Thailand’s Central Administrative Court has ruled that state-owned operator TOT must pay market leader AIS a total of THB1.35 billion ($45 million) relating to a revenue sharing concession.
The sum arises from an international direct dialing service that the providers offered between November 2008 and September 2012. The 900MHz concession agreement that covered this service expired in September 2015, and in May 2017 the Thai Arbitration Institute ruled that TOT must pay AIS its revenue share.
TOT attempted to petition this ruling but the CAC has now dismissed this challenge, giving TOT 30 days to pursue an appeal in Thailand’s Supreme Administrative Court.
AIS has recently emerged victorious from a number of long-running disputes, including another with TOT which the operators settled in September 2019 with an agreement that will see AIS leasing back TOT’s towers for the next ten years.
Earlier this month, AIS won another case against state-owned CAT Telecom after the Arbitration Committee ruled that AIS subsidiary Digital Phone did not need to compensate CAT following the expiration of their concession agreement.

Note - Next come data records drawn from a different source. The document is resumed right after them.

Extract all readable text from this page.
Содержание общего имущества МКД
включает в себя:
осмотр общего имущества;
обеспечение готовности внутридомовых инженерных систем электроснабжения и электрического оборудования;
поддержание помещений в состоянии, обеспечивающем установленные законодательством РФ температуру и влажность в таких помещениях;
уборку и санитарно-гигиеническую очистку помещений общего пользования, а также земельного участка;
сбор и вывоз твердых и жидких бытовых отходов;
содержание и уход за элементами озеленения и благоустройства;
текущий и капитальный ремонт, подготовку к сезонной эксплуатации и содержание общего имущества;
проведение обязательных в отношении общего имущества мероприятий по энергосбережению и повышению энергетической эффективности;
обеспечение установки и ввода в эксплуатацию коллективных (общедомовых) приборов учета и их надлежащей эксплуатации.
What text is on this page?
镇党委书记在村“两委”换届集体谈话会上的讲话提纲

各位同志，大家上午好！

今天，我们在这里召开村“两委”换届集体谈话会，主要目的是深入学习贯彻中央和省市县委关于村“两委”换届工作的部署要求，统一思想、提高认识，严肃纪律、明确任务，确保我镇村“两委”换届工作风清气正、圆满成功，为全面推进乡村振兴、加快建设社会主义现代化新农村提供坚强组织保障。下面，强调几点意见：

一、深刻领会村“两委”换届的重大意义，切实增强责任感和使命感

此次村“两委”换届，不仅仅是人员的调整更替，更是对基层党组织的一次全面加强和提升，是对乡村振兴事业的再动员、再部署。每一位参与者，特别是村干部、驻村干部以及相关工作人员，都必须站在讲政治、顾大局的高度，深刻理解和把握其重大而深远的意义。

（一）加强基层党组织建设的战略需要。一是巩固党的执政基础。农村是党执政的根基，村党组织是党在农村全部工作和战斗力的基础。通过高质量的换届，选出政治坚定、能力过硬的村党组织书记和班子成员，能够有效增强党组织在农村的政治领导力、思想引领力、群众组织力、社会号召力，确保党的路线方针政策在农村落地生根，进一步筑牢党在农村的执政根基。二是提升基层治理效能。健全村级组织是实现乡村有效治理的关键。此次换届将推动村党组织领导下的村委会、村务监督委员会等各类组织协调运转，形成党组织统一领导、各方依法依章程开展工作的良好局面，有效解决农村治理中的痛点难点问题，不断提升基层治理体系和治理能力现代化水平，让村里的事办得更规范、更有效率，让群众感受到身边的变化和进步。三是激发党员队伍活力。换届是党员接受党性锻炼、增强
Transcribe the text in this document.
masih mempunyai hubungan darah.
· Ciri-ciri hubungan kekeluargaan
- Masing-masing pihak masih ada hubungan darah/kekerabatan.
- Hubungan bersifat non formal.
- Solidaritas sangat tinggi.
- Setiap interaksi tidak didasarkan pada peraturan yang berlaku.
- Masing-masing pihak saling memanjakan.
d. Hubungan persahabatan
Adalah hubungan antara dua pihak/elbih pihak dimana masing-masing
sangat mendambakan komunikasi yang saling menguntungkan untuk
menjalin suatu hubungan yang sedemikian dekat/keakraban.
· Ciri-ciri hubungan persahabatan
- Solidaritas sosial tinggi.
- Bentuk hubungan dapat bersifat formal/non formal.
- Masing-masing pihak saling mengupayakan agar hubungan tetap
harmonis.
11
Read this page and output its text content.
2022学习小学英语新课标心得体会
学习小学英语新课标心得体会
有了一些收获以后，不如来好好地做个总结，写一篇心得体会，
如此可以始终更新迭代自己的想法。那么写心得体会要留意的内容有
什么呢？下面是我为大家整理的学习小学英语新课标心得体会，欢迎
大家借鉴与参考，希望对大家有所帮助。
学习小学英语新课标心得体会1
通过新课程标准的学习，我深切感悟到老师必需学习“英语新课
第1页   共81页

However, while AIS was quick to claim victory, CAT still has 90 days to petition the committee’s ruling.
CAT opened the case in January 2018, demanding that Digital Phone transfer the ownership of an infrastructure holding including a call centre system and 4,657 towers, as well as claiming compensation of THB13.4 billion ($445.9 million) plus THB116 million per month for interest and lost opportunity.